Don't want to suggest a self-help book as I agree with pp that they sometimes make you measure and scruitinise yourself further, but I recall reading a book about confidence and the general theme was that most people appreciate competence over confidence and it's a bit of a myth that a confident personality gets you wherever you want in life. I know it is not the same as self-esteem, but I think the pressure of constantly projecting a confident personality and needing to 'work' on it can be more damaging to your self esteem than anything else. It was an interesting read.
That is such an interesting and valuable insight. Thank you so much for posting it.
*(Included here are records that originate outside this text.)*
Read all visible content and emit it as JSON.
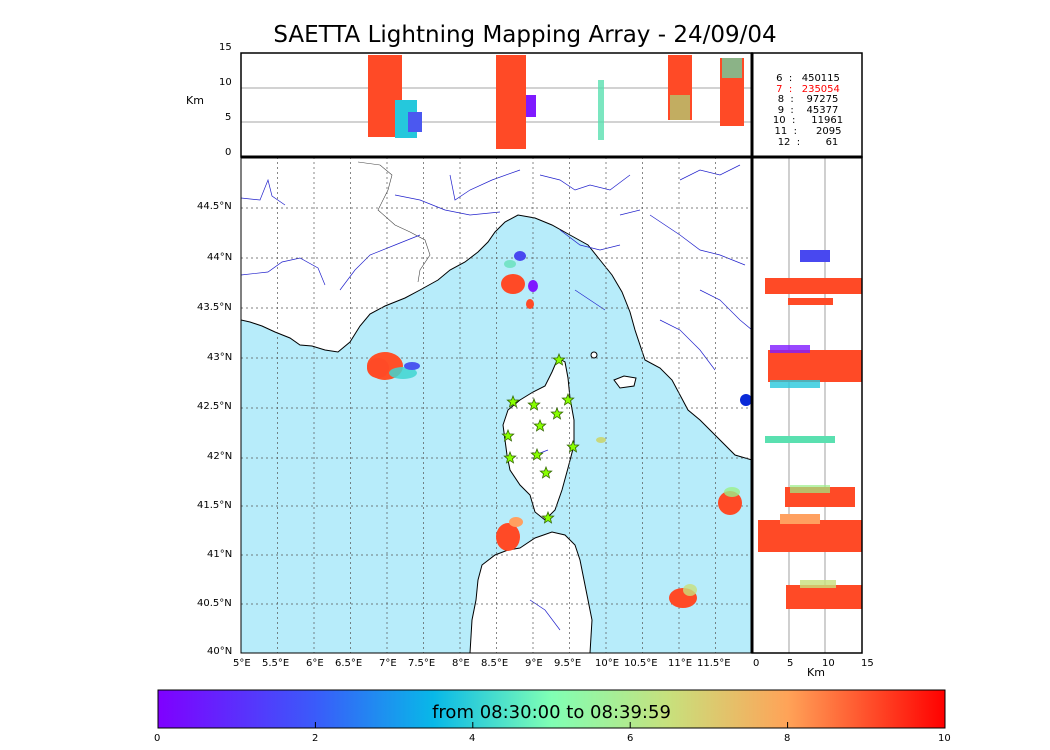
{
  "title": "SAETTA Lightning Mapping Array - 24/09/04",
  "alt_panel": {
    "ylabel": "Km",
    "yticks": [
      "15",
      "10",
      "5",
      "0"
    ]
  },
  "map": {
    "lon_ticks": [
      "5°E",
      "5.5°E",
      "6°E",
      "6.5°E",
      "7°E",
      "7.5°E",
      "8°E",
      "8.5°E",
      "9°E",
      "9.5°E",
      "10°E",
      "10.5°E",
      "11°E",
      "11.5°E"
    ],
    "lat_ticks": [
      "44.5°N",
      "44°N",
      "43.5°N",
      "43°N",
      "42.5°N",
      "42°N",
      "41.5°N",
      "41°N",
      "40.5°N",
      "40°N"
    ],
    "sea_color": "#b7ecfa",
    "land_color": "#ffffff",
    "river_color": "#2222cc"
  },
  "side_panel": {
    "xlabel": "Km",
    "xticks": [
      "0",
      "5",
      "10",
      "15"
    ]
  },
  "stations_stats": [
    {
      "label": "6  :   450115",
      "color": "#000000"
    },
    {
      "label": "7  :   235054",
      "color": "#ff0000"
    },
    {
      "label": "8  :    97275",
      "color": "#000000"
    },
    {
      "label": "9  :    45377",
      "color": "#000000"
    },
    {
      "label": "10  :     11961",
      "color": "#000000"
    },
    {
      "label": "11  :      2095",
      "color": "#000000"
    },
    {
      "label": "12  :        61",
      "color": "#000000"
    }
  ],
  "colorbar": {
    "label": "from 08:30:00 to 08:39:59",
    "ticks": [
      "0",
      "2",
      "4",
      "6",
      "8",
      "10"
    ],
    "range": [
      0,
      10
    ],
    "colormap": "rainbow"
  },
  "markers": {
    "station_icon": "star-icon",
    "station_color": "#88ff00"
  }
}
It gives a different way of looking at the issue. I want to share this with my DS as he has big self esteem issues and would find it far easier to focus on his competence that faking confidence.
Tostig · 12/02/2021 09:31

It helps to "polish the gold", or so I was once told, meaning that you build on your natural abilities, leading to confidence, rather than fighting too hard with talents which may never really develop as well.

Labobo · 12/02/2021 14:06

A lovely teacher at my DC's school once gave a speech on Prize Day. She said, 'For everyone who didn't win a prize, don't worry. In life, to be successful and happy, you only have to find one thing you are good at that you enjoy and find a way of earning money from it. Just one thing. Doesn't matter then if you are rubbish at everything else.'

I found that very comforting and true.